6:23am

Sat September 7, 2013
NPR Story

Cow Tipping: The Myth That Just Won't Stand Up

Originally published on Sat September 7, 2013 12:01 pm

Transcript

SCOTT SIMON, HOST:

Cow tipping is considered an adolescent rite of passage in some places. Now, we have members of our staff in this very office of urban sophisticates who say they've been part of a group that tipped a bovine. But a journalist named Jake Swearingen insists that cow tipping is what amounts to a rural legend - no more real than jackalopes. His sod-breaking analysis appears in the new quarterly magazine Modern Farmer. Jake Swearingen joins us from our studios in New York. Thanks so much for being with us.

JAKE SWEARINGEN: Entirely my pleasure.

SIMON: So, why is cow tipping impossible?

SWEARINGEN: Well, I would like to state, first off, that I don't think cow tipping is impossible. Human beings are inventive, creative creatures. When we put our minds to something, it is possible to overturn a cow. My article and my contention and one I strongly believe is true is that the popular conception of cow tipping, that on a regular basis in the rural areas of America and around the world, young men - usually drunk - go out to fields, find a cow that's sleeping standing up and then give it a good hard shove, and then the cow topples over helpless. And everyone has a good laugh. And that, I believe, is impossible for a variety of reasons, partly to do with talking to actual dairy farmers, partly to do with the laws of physics and partly to do with the research I did on YouTube, strangely.

SIMON: We went to YouTube as well, and you're quite right. It's hard to get a - it's hard to find a shot of the cow actually going over, isn't it?

SWEARINGEN: Exactly. And YouTube is the clearinghouse for all of human stupidity. If somebody does something that's dumb - and I believe cow tipping is a very dumb activity if you do it - it will be on YouTube. And yet there isn't a single one.

SIMON: And the physics are daunting.

SWEARINGEN: The physics are daunting. When you actually get up close to a cow, it's a large animal. The average dairy heifer comes in around 1,400 pounds. A bull can get up to 4,000. It really is on the equivalent of trying to tip over a small car.

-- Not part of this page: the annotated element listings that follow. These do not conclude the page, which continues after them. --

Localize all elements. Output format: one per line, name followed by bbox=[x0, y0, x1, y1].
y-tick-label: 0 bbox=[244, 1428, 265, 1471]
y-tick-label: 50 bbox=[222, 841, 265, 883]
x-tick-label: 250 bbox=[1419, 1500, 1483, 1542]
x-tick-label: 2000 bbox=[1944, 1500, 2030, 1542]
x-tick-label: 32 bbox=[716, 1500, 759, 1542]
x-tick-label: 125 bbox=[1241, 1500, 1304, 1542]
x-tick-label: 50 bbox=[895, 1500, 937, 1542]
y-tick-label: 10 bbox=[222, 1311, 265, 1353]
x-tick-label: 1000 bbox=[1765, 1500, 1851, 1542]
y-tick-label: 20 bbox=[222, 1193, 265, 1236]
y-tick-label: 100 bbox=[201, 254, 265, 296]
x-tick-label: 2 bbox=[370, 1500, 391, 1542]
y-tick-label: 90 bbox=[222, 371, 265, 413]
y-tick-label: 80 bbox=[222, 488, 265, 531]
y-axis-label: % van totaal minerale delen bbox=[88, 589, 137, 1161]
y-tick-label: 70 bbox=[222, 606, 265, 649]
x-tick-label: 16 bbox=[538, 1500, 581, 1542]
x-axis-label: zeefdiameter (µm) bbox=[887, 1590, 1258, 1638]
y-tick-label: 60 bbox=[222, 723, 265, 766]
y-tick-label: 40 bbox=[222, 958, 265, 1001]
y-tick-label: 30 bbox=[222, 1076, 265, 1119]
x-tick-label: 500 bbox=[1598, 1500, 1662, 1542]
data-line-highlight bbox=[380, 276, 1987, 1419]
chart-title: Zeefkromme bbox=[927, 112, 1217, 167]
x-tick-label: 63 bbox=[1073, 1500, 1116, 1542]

SIMON: Back to the fact that we have staffers here who have maintained that they've been part of a cow tipping. Now, forgive me - I hate to personalize it - but are you saying they're full of, you know, you can finish that sentence in a bovine manner.

(LAUGHTER)

SWEARINGEN: You know, I would never want to call anybody a liar. And, again, I do believe that it happens. It requires some very specialized circumstances. The cow can be on an incline, which sort of creates an imbalance and then it makes it harder for it to brace itself. So, as I say, I do think that cow tipping has occurred in the history of the world, but it's about as rare as the Chicago Cubs winning the World Series. And actually, that was a line that I spent some time considering. I sort of went through, OK, what are rare occurrences? And originally I had Halley's Comet in there. But I thought, you know, Halley's Comet actually comes around a little bit more often...

SIMON: More frequently than the Cubs have won the World Series, yes.

SWEARINGEN: Yeah. So, I had to go with something just a little more rare.

SIMON: Jake Swearingen, a journalist with Modern Farmer. Thanks very much for being with us.